I remember sitting in Kings Cross and having this episode that ended up lasting weeks. I was looking around and thinking this doesn’t feel real. My vision had become doubled and I was disorientated. I felt like I wasn’t really there.

There’s this misconception that artists draw from the negative things and I really didn’t want this record to be that. I had to find the joy in what I was talking about.

I don’t really want to make things in that space anymore now. People start to associate you with it and think your work is defined by those means. I’ve definitely seen it being used disingenuously by artists as a way of selling a record and it’s fucking bollocks.

“Brian Eno makes something everyday.”

You don’t have to go to his studio and there be a project in mind; you just go to his studio and get involved with anything he’s working on that day. It’s just a constant production factory.

He really throws you into it. He’ll have an instrument thing already set up and he’ll demand you play sometimes without telling you what to play. He’s helped me become a better player. He doesn’t want you just to play a guitar line; he’s interested in sound and textures. It forces you to think in a very abstract way.

When you relate to someone’s work in a serious way, you’ve probably got something to talk about. The same reason why you put stuff out there is the same reason why he does it, and just because his work is very successful and famous, it’s ultimately driven by the same desire to communicate.

“If you only just explore your surroundings, they’ll present themselves to you.”
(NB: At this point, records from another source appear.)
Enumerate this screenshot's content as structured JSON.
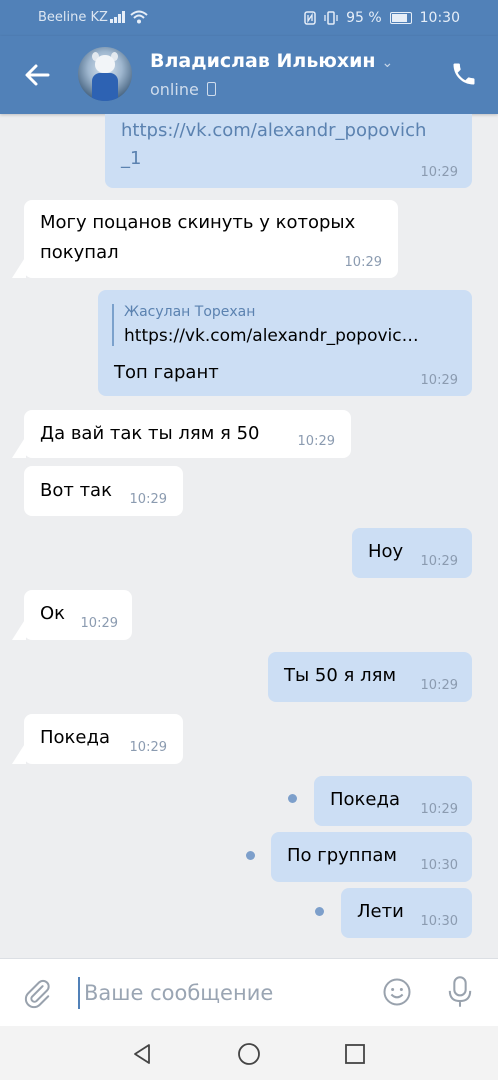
{
  "status": {
    "carrier": "Beeline KZ",
    "battery": "95 %",
    "time": "10:30"
  },
  "header": {
    "name": "Владислав Ильюхин",
    "status": "online"
  },
  "messages": [
    {
      "text_line1": "https://vk.com/alexandr_popovich",
      "text_line2": "_1",
      "time": "10:29"
    },
    {
      "text_line1": "Могу поцанов скинуть у которых",
      "text_line2": "покупал",
      "time": "10:29"
    },
    {
      "quote_name": "Жасулан Торехан",
      "quote_link": "https://vk.com/alexandr_popovic…",
      "text": "Топ гарант",
      "time": "10:29"
    },
    {
      "text": "Да вай так ты  лям я 50",
      "time": "10:29"
    },
    {
      "text": "Вот так",
      "time": "10:29"
    },
    {
      "text": "Ноу",
      "time": "10:29"
    },
    {
      "text": "Ок",
      "time": "10:29"
    },
    {
      "text": "Ты 50 я лям",
      "time": "10:29"
    },
    {
      "text": "Покеда",
      "time": "10:29"
    },
    {
      "text": "Покеда",
      "time": "10:29"
    },
    {
      "text": "По группам",
      "time": "10:30"
    },
    {
      "text": "Лети",
      "time": "10:30"
    }
  ],
  "composer": {
    "placeholder": "Ваше сообщение"
  }
}
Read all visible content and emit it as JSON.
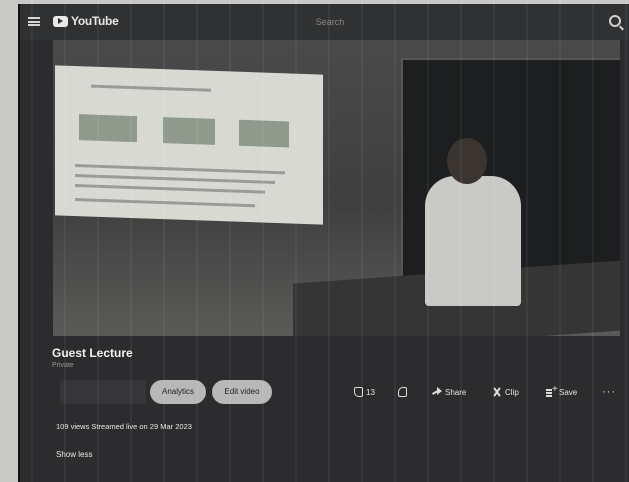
{
  "header": {
    "logo_text": "YouTube",
    "search_placeholder": "Search"
  },
  "video": {
    "title": "Guest Lecture",
    "privacy": "Private"
  },
  "actions": {
    "analytics_label": "Analytics",
    "edit_video_label": "Edit video",
    "like_count": "13",
    "share_label": "Share",
    "clip_label": "Clip",
    "save_label": "Save",
    "more_label": "···"
  },
  "description": {
    "meta_text": "109 views  Streamed live on 29 Mar 2023",
    "show_less_label": "Show less"
  },
  "colors": {
    "page_background": "#2c2c2e",
    "pill_background": "#b8b8b6",
    "text_primary": "#f2f2f2"
  },
  "icons": [
    "menu-icon",
    "youtube-logo-icon",
    "search-icon",
    "thumbs-up-icon",
    "thumbs-down-icon",
    "share-icon",
    "clip-icon",
    "save-icon",
    "more-icon"
  ]
}
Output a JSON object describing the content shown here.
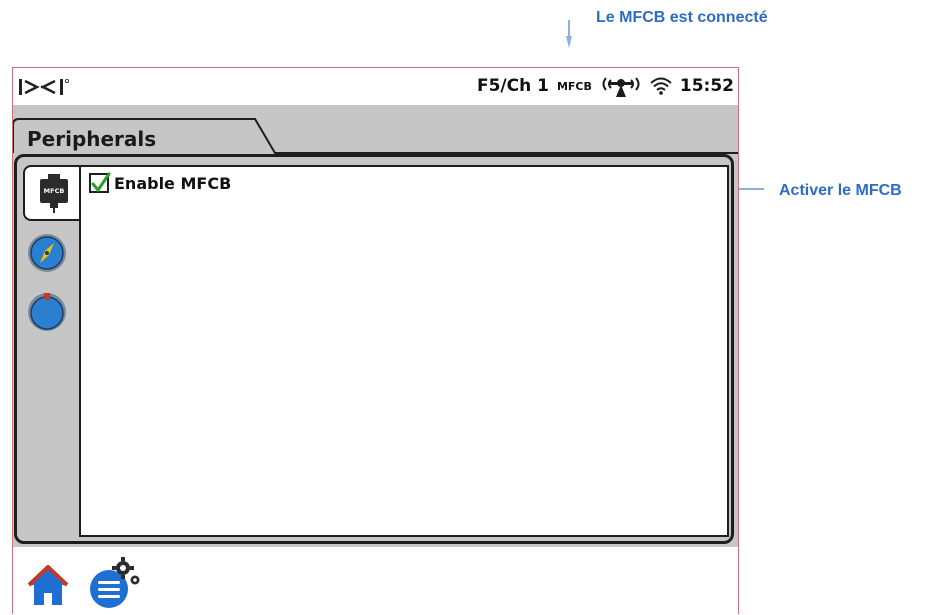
{
  "annotations": {
    "connected": "Le MFCB est connecté",
    "enable": "Activer le MFCB"
  },
  "statusbar": {
    "brand": "DCI",
    "channel": "F5/Ch 1",
    "mfcb": "MFCB",
    "time": "15:52",
    "icons": [
      "dci-logo",
      "antenna-icon",
      "wifi-icon"
    ]
  },
  "page": {
    "tab_title": "Peripherals"
  },
  "sidebar": {
    "items": [
      {
        "name": "mfcb-device-icon",
        "label": "MFCB",
        "selected": true
      },
      {
        "name": "compass-icon",
        "selected": false
      },
      {
        "name": "gauge-icon",
        "selected": false
      }
    ]
  },
  "settings": {
    "enable_mfcb": {
      "label": "Enable MFCB",
      "checked": true
    }
  },
  "bottombar": {
    "icons": [
      "home-icon",
      "settings-menu-icon"
    ]
  },
  "colors": {
    "annotation": "#2e6cc2",
    "frame": "#c9707a",
    "checkmark": "#2a9d2a",
    "home": "#1e6fd1"
  }
}
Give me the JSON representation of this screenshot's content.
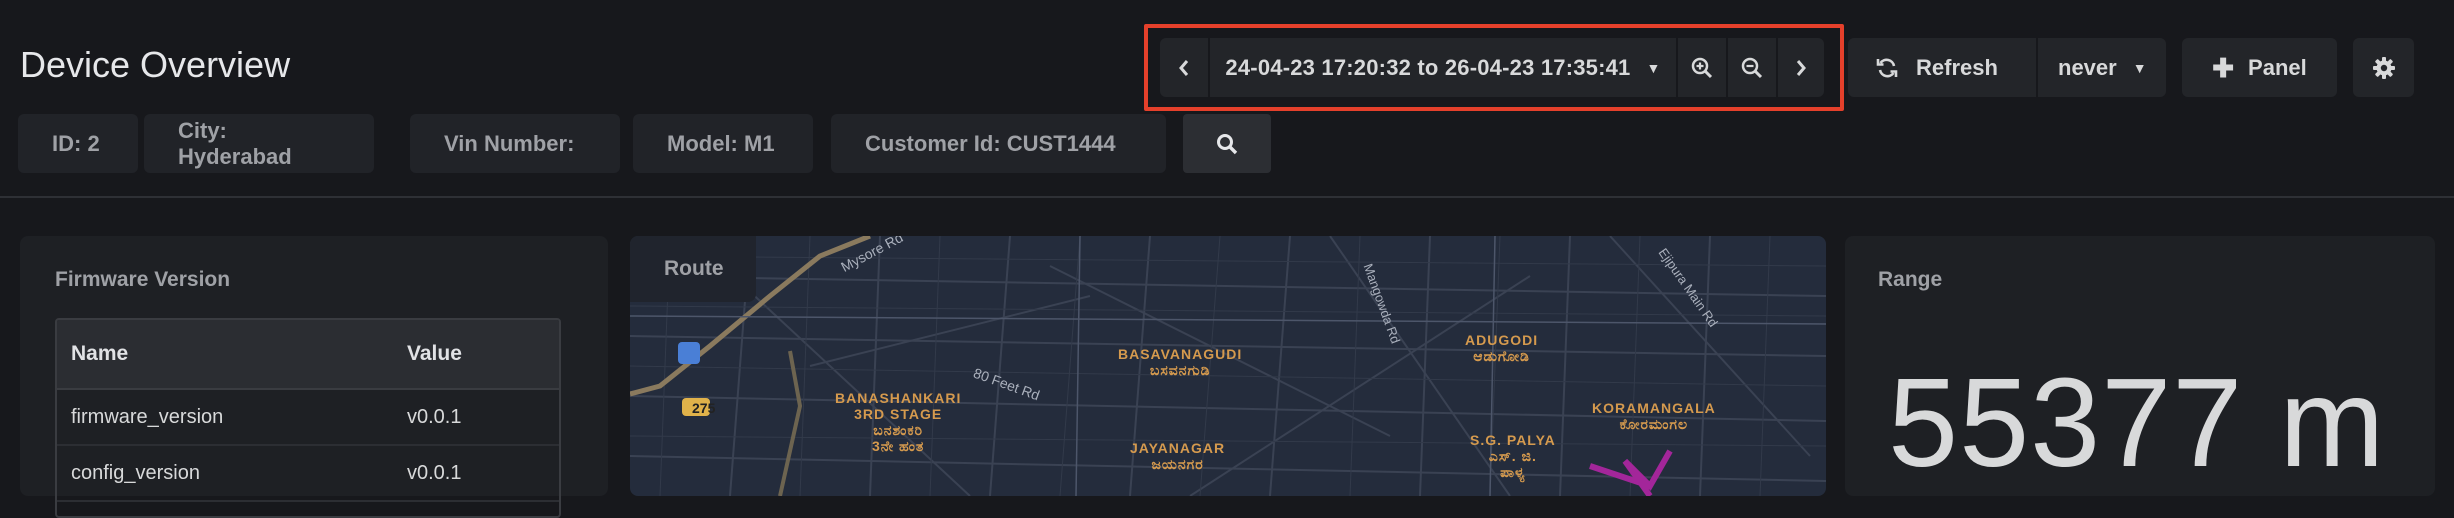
{
  "page": {
    "title": "Device Overview"
  },
  "toolbar": {
    "time_range": "24-04-23 17:20:32 to 26-04-23 17:35:41",
    "refresh_label": "Refresh",
    "refresh_interval": "never",
    "add_panel_label": "Panel"
  },
  "filters": [
    "ID: 2",
    "City: Hyderabad",
    "Vin Number:",
    "Model: M1",
    "Customer Id: CUST1444"
  ],
  "firmware_panel": {
    "title": "Firmware Version",
    "columns": [
      "Name",
      "Value"
    ],
    "rows": [
      [
        "firmware_version",
        "v0.0.1"
      ],
      [
        "config_version",
        "v0.0.1"
      ]
    ]
  },
  "route_panel": {
    "title": "Route",
    "map_labels": {
      "mysore_rd": "Mysore Rd",
      "feet_rd": "80 Feet Rd",
      "mangowda": "Mangowda Rd",
      "ejipura": "Ejipura Main Rd",
      "highway": "275",
      "basava_en": "BASAVANAGUDI",
      "basava_kn": "ಬಸವನಗುಡಿ",
      "adugodi_en": "ADUGODI",
      "adugodi_kn": "ಆಡುಗೋಡಿ",
      "bsk_1": "BANASHANKARI",
      "bsk_2": "3RD STAGE",
      "bsk_kn1": "ಬನಶಂಕರಿ",
      "bsk_kn2": "3ನೇ ಹಂತ",
      "jaya_en": "JAYANAGAR",
      "jaya_kn": "ಜಯನಗರ",
      "sgpalya_en": "S.G. PALYA",
      "sgpalya_kn1": "ಎಸ್. ಜಿ.",
      "sgpalya_kn2": "ಪಾಳ್ಯ",
      "kora_en": "KORAMANGALA",
      "kora_kn": "ಕೋರಮಂಗಲ"
    }
  },
  "range_panel": {
    "title": "Range",
    "value": "55377 m"
  },
  "colors": {
    "accent_highlight": "#e5402b",
    "route": "#a3269a",
    "map_label": "#d59a4e"
  }
}
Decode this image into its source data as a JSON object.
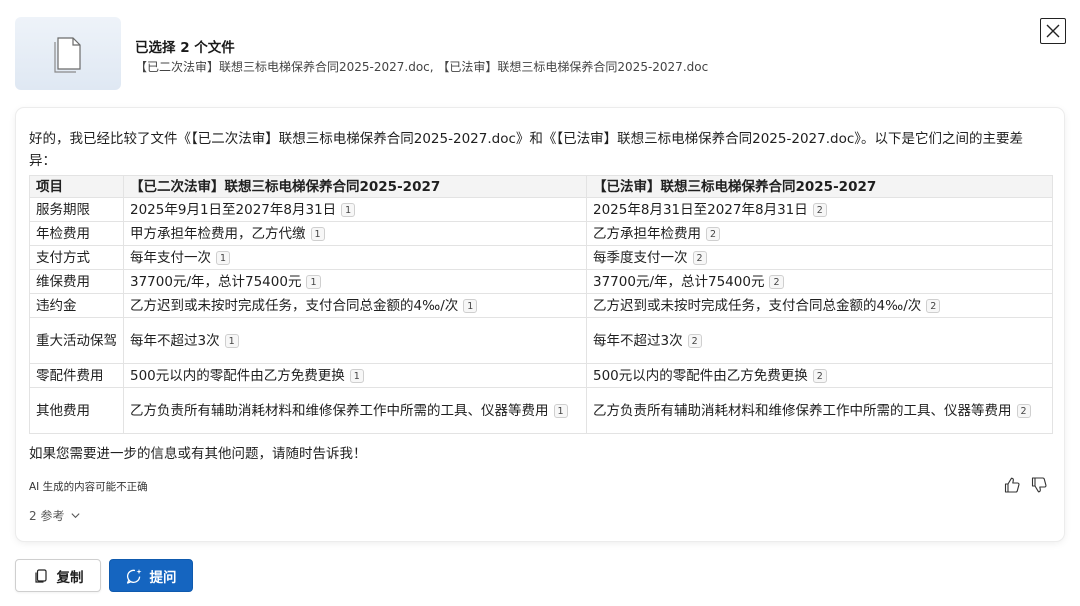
{
  "header": {
    "title": "已选择 2 个文件",
    "files": "【已二次法审】联想三标电梯保养合同2025-2027.doc, 【已法审】联想三标电梯保养合同2025-2027.doc"
  },
  "response": {
    "intro": "好的，我已经比较了文件《【已二次法审】联想三标电梯保养合同2025-2027.doc》和《【已法审】联想三标电梯保养合同2025-2027.doc》。以下是它们之间的主要差异：",
    "table": {
      "headers": [
        "项目",
        "【已二次法审】联想三标电梯保养合同2025-2027",
        "【已法审】联想三标电梯保养合同2025-2027"
      ],
      "rows": [
        {
          "item": "服务期限",
          "a": "2025年9月1日至2027年8月31日",
          "a_cite": "1",
          "b": "2025年8月31日至2027年8月31日",
          "b_cite": "2"
        },
        {
          "item": "年检费用",
          "a": "甲方承担年检费用，乙方代缴",
          "a_cite": "1",
          "b": "乙方承担年检费用",
          "b_cite": "2"
        },
        {
          "item": "支付方式",
          "a": "每年支付一次",
          "a_cite": "1",
          "b": "每季度支付一次",
          "b_cite": "2"
        },
        {
          "item": "维保费用",
          "a": "37700元/年，总计75400元",
          "a_cite": "1",
          "b": "37700元/年，总计75400元",
          "b_cite": "2"
        },
        {
          "item": "违约金",
          "a": "乙方迟到或未按时完成任务，支付合同总金额的4‰/次",
          "a_cite": "1",
          "b": "乙方迟到或未按时完成任务，支付合同总金额的4‰/次",
          "b_cite": "2"
        },
        {
          "item": "重大活动保驾",
          "a": "每年不超过3次",
          "a_cite": "1",
          "b": "每年不超过3次",
          "b_cite": "2"
        },
        {
          "item": "零配件费用",
          "a": "500元以内的零配件由乙方免费更换",
          "a_cite": "1",
          "b": "500元以内的零配件由乙方免费更换",
          "b_cite": "2"
        },
        {
          "item": "其他费用",
          "a": "乙方负责所有辅助消耗材料和维修保养工作中所需的工具、仪器等费用",
          "a_cite": "1",
          "b": "乙方负责所有辅助消耗材料和维修保养工作中所需的工具、仪器等费用",
          "b_cite": "2"
        }
      ]
    },
    "outro": "如果您需要进一步的信息或有其他问题，请随时告诉我！",
    "disclaimer": "AI 生成的内容可能不正确",
    "references_label": "2 参考"
  },
  "actions": {
    "copy_label": "复制",
    "ask_label": "提问"
  },
  "colors": {
    "accent": "#1565c0",
    "thumbnail_bg": "#e6edf6",
    "table_header_bg": "#f4f4f4"
  }
}
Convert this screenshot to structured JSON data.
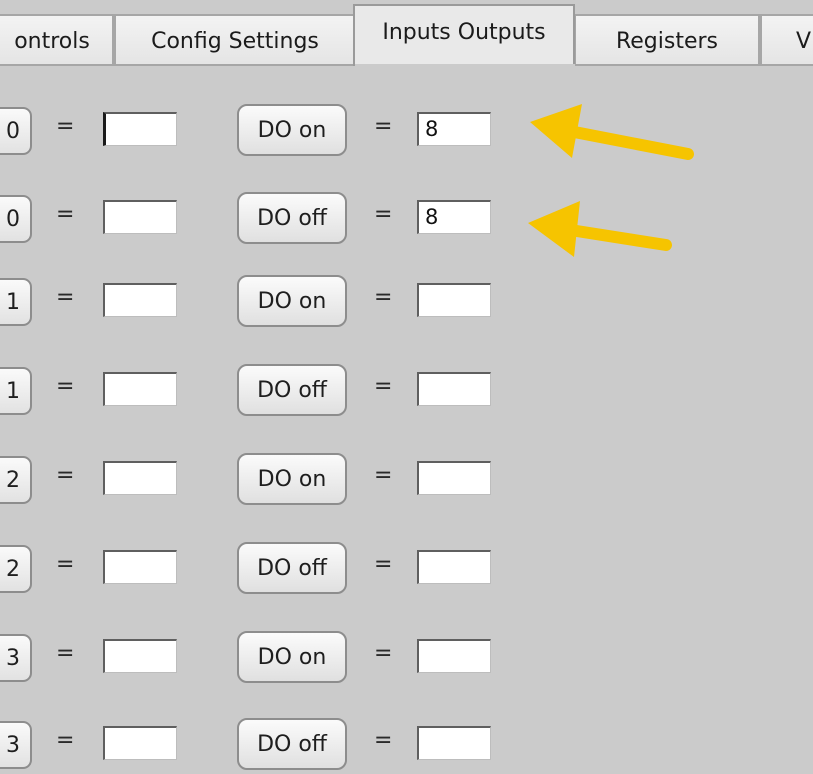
{
  "tabs": [
    {
      "label": "ontrols",
      "active": false
    },
    {
      "label": "Config Settings",
      "active": false
    },
    {
      "label": "Inputs Outputs",
      "active": true
    },
    {
      "label": "Registers",
      "active": false
    },
    {
      "label": "V",
      "active": false
    }
  ],
  "rows": [
    {
      "index_label": "0",
      "input_value": "",
      "button_label": "DO on",
      "output_value": "8"
    },
    {
      "index_label": "0",
      "input_value": "",
      "button_label": "DO off",
      "output_value": "8"
    },
    {
      "index_label": "1",
      "input_value": "",
      "button_label": "DO on",
      "output_value": ""
    },
    {
      "index_label": "1",
      "input_value": "",
      "button_label": "DO off",
      "output_value": ""
    },
    {
      "index_label": "2",
      "input_value": "",
      "button_label": "DO on",
      "output_value": ""
    },
    {
      "index_label": "2",
      "input_value": "",
      "button_label": "DO off",
      "output_value": ""
    },
    {
      "index_label": "3",
      "input_value": "",
      "button_label": "DO on",
      "output_value": ""
    },
    {
      "index_label": "3",
      "input_value": "",
      "button_label": "DO off",
      "output_value": ""
    }
  ],
  "equals_sign": "=",
  "colors": {
    "background": "#cbcbcb",
    "annotation_arrow": "#f6c400"
  },
  "annotations": [
    {
      "type": "arrow-icon",
      "points_to": "rows.0.output_value"
    },
    {
      "type": "arrow-icon",
      "points_to": "rows.1.output_value"
    }
  ]
}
It can make you think about yourself and the world in a very life changing way. In the US, a lot has been made of the suburbs – look at Arcade Fire or David Lynch and Mike Mills films. There’s an American documentation of it, but the British version just hasn’t been related in the same way.

I think even though I’m drawing from very specific emotional experiences, the same epiphanies and profound moments that I found are also capable for others living in similar territories. The title of the record opens it out to them and suggests this isn’t just a one off.